[VPlan] Model cost of safe-divisor in VPlan #154468

lukel97 · 2025-08-20T04:31:18Z

In #154103 we encountered a legacy cost-model mismatch with EVL tail folding, because the select used for a safe-divisor that was previously free was optimized to a vp.merge, which is now costed.

The VPWidenRecipe for the div uses the legacy cost model cost which included the select cost, so now we ended up with the cost of both a select + vp.merge in the VPlan cost model.

This fixes it by modelling the cost of safe divisors in VPlan, so that the select is costed in the VPInstruction select and the division in the VPWidenRecipe.

As far as I can tell we only need to replicate the SafeDivisorCost part of getDivRemSpeculationCost, because if it was scalarized due to isScalarWithPredication then we wouldn't have ended up with a VPWidenRecipe anyway.

I've also restricted the cost of VPInstruction w/ Instruction::Select to those with an underlying value so we don't change the cost of anything else.

I tested this with AArch64 + RISC-V on the test-suite and SPEC CPU 2017 and didn't hit any more assertions.

Fixes #154103.

In llvm#154103 we encountered a legacy cost-model mismatch with EVL tail folding, because the select used for a safe-divisor that was previously free was optimized to a vp.merge, which is now costed. The VPWidenRecipe for the div uses the legacy cost model cost which included the select cost, so now we ended up with the cost of both a select + vp.merge in the VPlan cost model. This fixes it by modelling the cost of safe divisors in VPlan, so that the select is costed in the VPInstruction select and the division in the VPWidenRecipe. As far as I can tell we only need to replicate the SafeDivisorCost part of getDivRemSpeculationCost, because if it was scalarized due to isScalarWithPredication then we wouldn't have ended up with a VPWidenRecipe anyway. I've also restricted the cost of VPInstruction w/ Instruction::Select to those with an underlying value so we don't change the cost of anything else. I tested this with AArch64 + RISC-V on the test-suite and SPEC CPU 2017 and didn't hit any more assertions. Fixes llvm#154103.
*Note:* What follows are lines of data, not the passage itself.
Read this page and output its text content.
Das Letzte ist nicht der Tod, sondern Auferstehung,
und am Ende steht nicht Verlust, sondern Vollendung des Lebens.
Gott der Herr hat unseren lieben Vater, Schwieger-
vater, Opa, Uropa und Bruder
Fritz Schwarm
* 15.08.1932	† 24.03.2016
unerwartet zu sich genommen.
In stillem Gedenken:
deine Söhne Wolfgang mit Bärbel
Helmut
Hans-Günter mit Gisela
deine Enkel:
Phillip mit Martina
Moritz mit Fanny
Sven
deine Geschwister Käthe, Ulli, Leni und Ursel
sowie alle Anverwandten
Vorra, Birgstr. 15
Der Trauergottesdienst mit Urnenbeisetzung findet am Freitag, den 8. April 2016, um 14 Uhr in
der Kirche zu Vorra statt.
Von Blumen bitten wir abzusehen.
llvmbot · 2025-08-20T04:31:49Z

@llvm/pr-subscribers-llvm-transforms
@llvm/pr-subscribers-vectorizers

@llvm/pr-subscribers-backend-risc-v

Author: Luke Lau (lukel97)

Changes

In #154103 we encountered a legacy cost-model mismatch with EVL tail folding, because the select used for a safe-divisor that was previously free was optimized to a vp.merge, which is now costed.

The VPWidenRecipe for the div uses the legacy cost model cost which included the select cost, so now we ended up with the cost of both a select + vp.merge in the VPlan cost model.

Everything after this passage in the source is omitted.